The result is a corrected "product" column in our Delta table, showcasing how the UPDATE operation allows you to fine-tune your data effortlessly.

DELETE operation: Managing Data Cleanup

The DELETE operation is a powerful tool for data cleanup and management. For instance, you can use it to remove soft-deleted records from your table. Here's an example of how it works.

df = pl.DataFrame({"id": [1, 2, 3], "deleted": [False, True, True]})
df.write_delta("delete_test", mode="overwrite")

After loading the Delta table, we use the .delete() operation with the predicate "deleted = True" to remove the flagged records. If no predicate is provided, all records are deleted.
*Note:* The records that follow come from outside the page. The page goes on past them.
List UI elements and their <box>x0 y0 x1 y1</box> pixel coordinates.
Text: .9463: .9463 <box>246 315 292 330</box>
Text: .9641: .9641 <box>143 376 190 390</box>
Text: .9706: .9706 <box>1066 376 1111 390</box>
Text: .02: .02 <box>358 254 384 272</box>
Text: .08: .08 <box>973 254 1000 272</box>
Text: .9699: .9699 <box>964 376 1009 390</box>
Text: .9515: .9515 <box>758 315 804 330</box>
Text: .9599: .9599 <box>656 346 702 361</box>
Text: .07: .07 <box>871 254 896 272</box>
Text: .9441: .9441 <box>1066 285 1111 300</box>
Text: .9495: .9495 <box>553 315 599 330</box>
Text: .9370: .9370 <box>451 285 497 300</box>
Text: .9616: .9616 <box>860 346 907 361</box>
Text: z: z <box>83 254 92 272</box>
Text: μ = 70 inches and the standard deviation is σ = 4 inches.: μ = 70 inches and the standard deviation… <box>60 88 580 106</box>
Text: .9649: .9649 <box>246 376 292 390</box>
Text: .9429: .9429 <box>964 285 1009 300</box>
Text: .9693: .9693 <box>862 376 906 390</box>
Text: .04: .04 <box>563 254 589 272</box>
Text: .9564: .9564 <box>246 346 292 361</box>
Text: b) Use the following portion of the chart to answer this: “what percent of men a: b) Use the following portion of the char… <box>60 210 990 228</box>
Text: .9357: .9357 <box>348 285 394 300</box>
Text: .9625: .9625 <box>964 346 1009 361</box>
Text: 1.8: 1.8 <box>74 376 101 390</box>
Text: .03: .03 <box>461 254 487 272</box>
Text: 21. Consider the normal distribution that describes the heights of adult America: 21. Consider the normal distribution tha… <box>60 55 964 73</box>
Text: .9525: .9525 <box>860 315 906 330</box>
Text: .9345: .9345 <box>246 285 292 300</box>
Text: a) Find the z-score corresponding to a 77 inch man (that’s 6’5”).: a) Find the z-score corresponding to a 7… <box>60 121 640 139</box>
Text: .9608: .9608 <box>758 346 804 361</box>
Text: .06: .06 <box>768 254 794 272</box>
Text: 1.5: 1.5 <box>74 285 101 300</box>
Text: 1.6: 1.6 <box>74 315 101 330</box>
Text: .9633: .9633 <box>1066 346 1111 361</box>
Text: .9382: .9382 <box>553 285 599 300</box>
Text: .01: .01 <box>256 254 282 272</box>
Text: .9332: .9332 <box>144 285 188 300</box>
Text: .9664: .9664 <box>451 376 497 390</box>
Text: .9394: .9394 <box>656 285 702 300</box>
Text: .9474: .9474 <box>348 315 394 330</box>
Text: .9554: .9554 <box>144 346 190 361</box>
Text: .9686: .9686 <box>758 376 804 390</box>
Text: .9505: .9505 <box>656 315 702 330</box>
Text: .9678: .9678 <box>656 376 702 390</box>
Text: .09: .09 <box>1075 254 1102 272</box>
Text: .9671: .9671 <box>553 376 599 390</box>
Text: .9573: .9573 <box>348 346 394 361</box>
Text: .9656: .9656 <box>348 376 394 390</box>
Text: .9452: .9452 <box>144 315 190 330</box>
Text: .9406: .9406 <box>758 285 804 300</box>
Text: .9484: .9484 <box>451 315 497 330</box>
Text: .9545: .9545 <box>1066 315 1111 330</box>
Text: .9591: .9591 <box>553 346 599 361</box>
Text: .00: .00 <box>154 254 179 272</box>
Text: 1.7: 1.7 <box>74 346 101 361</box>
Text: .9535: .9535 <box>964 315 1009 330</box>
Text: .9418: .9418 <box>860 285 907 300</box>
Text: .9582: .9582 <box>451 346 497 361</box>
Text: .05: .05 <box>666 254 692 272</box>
dt = DeltaTable("delete_test")

dt.delete(predicate="deleted = True")
print(pl.read_delta("delete_test"))

┌─────┬─────────┐
│ id  ┆ deleted │
│ --- ┆ ---     │
│ i64 ┆ bool    │
╞═════╪═════════╡
│ 1   ┆ false   │
└─────┴─────────┘

The result is a cleaned-up Delta table with only the non-deleted records, illustrating how the DELETE operation is a valuable operation for data management.

Enhanced Interoperability with Large Arrow Data

In this release, Delta-RS introduces enhanced interoperability with large Arrow data types. You can now do consecutive writes with Arrow tables that have large Arrow types directly using write_deltalake by just enabling large_dtypes=True.

df = pl.DataFrame({"id": [1, 2, 3], "deleted": [False, True, False]})

source = df.to_arrow()
print(f"schema: {source.schema}\n")
write_deltalake("sample_table", source, large_dtypes=True, mode="overwrite")

dt = DeltaTable("sample_table")
print(f"history: {dt.history()[0]}")

schema:
    id: int64
    deleted: bool

history: {'timestamp': 1697974132175, 'operation': 'WRITE', 'operationParameters': {'mode': 'Overwrite', 'partitionBy': '[]'}, 'clientVersion': 'delta-rs.0.17.0', 'version': 7}

The improved interoperability enables smoother integration with libraries like Polars, where you can work with large data types without conversion.

Conclusion: Bridging the Gap in Data Workloads

The 0.12.0 Python release of Delta-RS brings many powerful operations, such as MERGE, DELETE, and UPDATE, directly to Python users. This empowers data scientists and data engineers working in non-JVM workloads to build and enhance lakehouse solutions. It bridges the gap between small-to-medium data workloads, commonly handled with tools like Polars, DuckDB, or Pandas, and big data workloads managed with Spark.

Big shout out to the amazing contributors of Delta-RS, a lot of effort has gone into building the Rust API!

What's on the Horizon for Delta-RS?

Add support for table features (read support V3, writer support V7) and improving the overall protocol support
Integration of Rust Delta Kernel in Delta-RS
Use logical plans in MERGE for improved performance
Multiple "when" clauses in Python MERGE
Expose FSCK (repair) operation to Python
Adding VACUUM to the transaction log